A PRACTICE THAT YOU MAY FIND USEFUL:
We have a tendency to experience our lives through our vision and mind (our centre-point of consciousness).
Physically, this feels like it is just behind the eyes.
A really powerful yoga practice is to bring your focus down into your heart centre (not over your physical heart, but just below your breastbone – sternum – to the soft little bit under the bone).
Take a few minutes sitting in meditation. Become aware of your feet if you are standing, or your sit bones if you are sitting.
Drop your awareness into your body and sense how you feel. Pay attention to your thoughts, feelings and any sensations that ebb and flow through your body. Just let them move, if possible without attachment, but, if you do feel attached - do so without judgment. Just experience!
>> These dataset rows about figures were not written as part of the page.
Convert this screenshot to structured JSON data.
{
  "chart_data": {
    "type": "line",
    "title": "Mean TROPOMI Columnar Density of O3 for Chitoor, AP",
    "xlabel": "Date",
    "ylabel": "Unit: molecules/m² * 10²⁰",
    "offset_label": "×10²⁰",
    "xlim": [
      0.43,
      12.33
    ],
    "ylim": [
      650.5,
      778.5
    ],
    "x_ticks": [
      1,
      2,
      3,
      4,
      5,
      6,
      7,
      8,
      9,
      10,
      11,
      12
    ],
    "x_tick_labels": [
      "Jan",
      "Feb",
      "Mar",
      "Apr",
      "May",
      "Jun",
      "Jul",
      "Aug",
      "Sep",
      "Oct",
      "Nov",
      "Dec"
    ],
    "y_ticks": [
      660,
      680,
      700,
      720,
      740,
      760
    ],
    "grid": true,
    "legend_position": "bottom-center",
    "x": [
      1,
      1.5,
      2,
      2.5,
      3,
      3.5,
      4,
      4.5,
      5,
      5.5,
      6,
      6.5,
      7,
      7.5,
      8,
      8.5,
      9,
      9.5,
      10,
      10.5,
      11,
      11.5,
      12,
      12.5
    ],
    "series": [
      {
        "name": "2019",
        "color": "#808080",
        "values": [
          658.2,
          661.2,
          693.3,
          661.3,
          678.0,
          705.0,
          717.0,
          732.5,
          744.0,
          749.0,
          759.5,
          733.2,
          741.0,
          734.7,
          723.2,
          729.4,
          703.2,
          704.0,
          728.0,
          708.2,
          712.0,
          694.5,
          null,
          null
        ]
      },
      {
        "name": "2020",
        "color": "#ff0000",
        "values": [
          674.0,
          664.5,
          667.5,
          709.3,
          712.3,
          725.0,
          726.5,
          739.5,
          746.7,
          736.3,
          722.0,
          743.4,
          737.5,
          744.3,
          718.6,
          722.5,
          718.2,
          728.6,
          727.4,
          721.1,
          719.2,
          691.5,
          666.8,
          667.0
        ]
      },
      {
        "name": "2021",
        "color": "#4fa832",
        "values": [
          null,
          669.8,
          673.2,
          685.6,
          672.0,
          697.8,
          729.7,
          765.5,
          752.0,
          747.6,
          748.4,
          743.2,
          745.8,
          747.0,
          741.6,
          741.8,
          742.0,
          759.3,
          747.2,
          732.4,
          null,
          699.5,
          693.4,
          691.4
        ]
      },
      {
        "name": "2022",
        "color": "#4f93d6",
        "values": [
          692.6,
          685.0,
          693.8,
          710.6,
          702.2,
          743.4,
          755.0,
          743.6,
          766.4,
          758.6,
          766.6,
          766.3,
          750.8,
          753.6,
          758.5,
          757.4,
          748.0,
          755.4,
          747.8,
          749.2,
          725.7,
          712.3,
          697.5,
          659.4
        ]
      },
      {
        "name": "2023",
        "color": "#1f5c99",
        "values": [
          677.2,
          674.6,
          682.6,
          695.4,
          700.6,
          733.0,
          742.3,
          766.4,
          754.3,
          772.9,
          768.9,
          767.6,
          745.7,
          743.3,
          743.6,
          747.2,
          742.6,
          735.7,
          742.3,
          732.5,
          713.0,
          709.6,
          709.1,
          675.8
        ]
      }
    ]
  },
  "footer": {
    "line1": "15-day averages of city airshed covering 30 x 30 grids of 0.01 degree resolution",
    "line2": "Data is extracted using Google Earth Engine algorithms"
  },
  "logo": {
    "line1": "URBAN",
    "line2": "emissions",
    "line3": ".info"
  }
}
Then, slowly and gently bring awareness to the character, texture, length and quality of your breath.
Relax the jaw and facial muscles, let the breath move deeper and drop the sense of self from the head down into the heart centre.
Remain here for as long as it feels comfortable. Go to the edge of your comfort zone and pause here. Never force yourself to go further. Extend your meditation comfort zone slowly, over time.
If thoughts wander or become too claustrophobic, re-focus upon your breath and bring yourself back to the practice without pushing any feelings away, but neither becoming preoccupied with the stories. Let them move through your consciousness, unhindered.
Finally, reconnect with your feet or sit bones, while being aware of your connection to the earth, and gently drop your chin slightly to the chest as you slowly open your eyes and realign with the light of the room or surroundings.
Do not rush out of the practice. Integration is essential. The transition from meditation to daily life is the key to integrating the experience into your daily life.
Reflect for a few moments on how you now feel.
See if anything feels different?
What does the world feel like when the ‘centre of you’ is deep in your heart chakra, rather than in your head?
How does your body feel?
Consider what it may be like if your heart becomes the place from which you engage with the world and your life?
You may become aware of some uncomfortable feelings when you focus upon your heart centre.
And this is okay. Be present. Trust your innate intelligence to unfold in whatever way is ‘right’ for you at this present moment in time.
Try engaging with your heart in every area of your life. The key is trust – trust in yourself.
Thank you so much Julie for sharing your inner world with me. I am honored & I hope that these reflections may be of some use to you.